Special Issue Information

Dear Colleagues,

Research and development activities related to plastics have seen unprecedented growth throughout the world over the last century. The entire spectrum of activities includes the production (polymerization), processing (additive manufacturing, blowing, casting, electrospinning, extrusion, injection molding, rotomolding, etc.) and characterization (chemical, electrical, mechanical, morphological, physical, rheological, thermal, etc.) of different resins and structures. However, research and development, in both experimental and theoretical areas, must be combined to achieve successful large-scale (industrial) production and reach commercial success. Furthermore, in recent years the widespread environmental concerns related to plastics production and disposal have shifted public policy and consumer attitudes, which resulted in a shift in activities towards more sustainable products and technologies. 

The research and development landscape is especially strong in Canada which always had, and continues to develop, a strong industrial component in the general field of polymers including biobased macromolecules (extraction and modification), complex structures (blends, composites, foams, multi-layers, hybrid systems), characterization and modeling (equipment, methods, software, tools,) and recycling (thermoplastics, thermosets, elastomers, etc.). 

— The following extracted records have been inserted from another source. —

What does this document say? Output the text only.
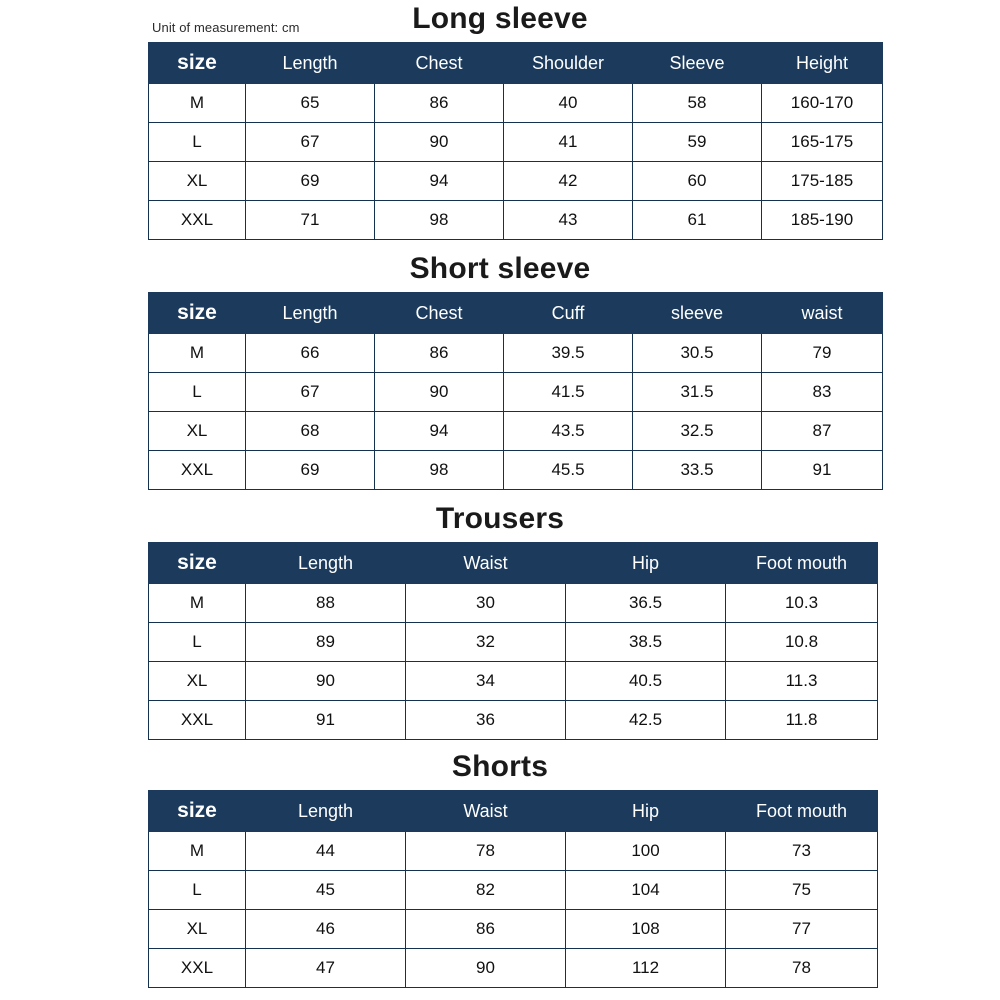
Unit of measurement: cm	Long sleeve
size	Length	Chest	Shoulder	Sleeve	Height
M	65	86	40	58	160-170
L	67	90	41	59	165-175
XL	69	94	42	60	175-185
XXL	71	98	43	61	185-190
Short sleeve
size	Length	Chest	Cuff	sleeve	waist
M	66	86	39.5	30.5	79
L	67	90	41.5	31.5	83
XL	68	94	43.5	32.5	87
XXL	69	98	45.5	33.5	91
Trousers
size	Length	Waist	Hip	Foot mouth
M	88	30	36.5	10.3
L	89	32	38.5	10.8
XL	90	34	40.5	11.3
XXL	91	36	42.5	11.8
Shorts
size	Length	Waist	Hip	Foot mouth
M	44	78	100	73
L	45	82	104	75
XL	46	86	108	77
XXL	47	90	112	78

Based on 2021 statistics, the Canadian plastics sectors includes over 1750 establishments directly involved in the production of different plastics products, while over 750 companies are indirectly involved [1]. Globally, the industry generates USD 2.1 Bn in net revenues with USD 26 Bn in total shipments. So, this industry is highly important for the country. 

A long tradition of important results has its origin from investigations carried out in Canada alone or in collaboration with other countries. One example is the famous Bagley correction for the analysis of rheological data obtained from capillary rheometry [2]. This method is still used today and represents an important contribution from the industrial sector since all the work was done inside a company (ICI Chemicals). Another example is the studies performed by the group of Prof. Musa Kamal on polymer crystallization kinetics and injection molding leading to the predictions of morphological structures and transition temperatures [3]. These pioneering works are still the basis for new development all around the world and several more important results can be found in the scientific literature. 

On the industrial side, two important companies were originally involved in the polymer business in Canada. The Polymer Corporation Ltd. was founded in 1942 to help in the war effort by producing synthetic rubber-based materials [4,5]. This institution led to major developments in organic and polymer chemistry leading to the Polysar corporation [6]. The other main area was associated with the Xerox research center working on different types of polymerization reactions [7]. These results led to several opportunities in industrial chemistry, especially radical polymerization. A more specific overview on the history of the Canadian plastics industrial sector can be found in the book of R. Zarboni (Canadian Plastics Pioneers 1950-2000) [8]. Today, Nova Chemicals is at the forefront of technological development in the production of polymer resins (mainly polyolefins) [9].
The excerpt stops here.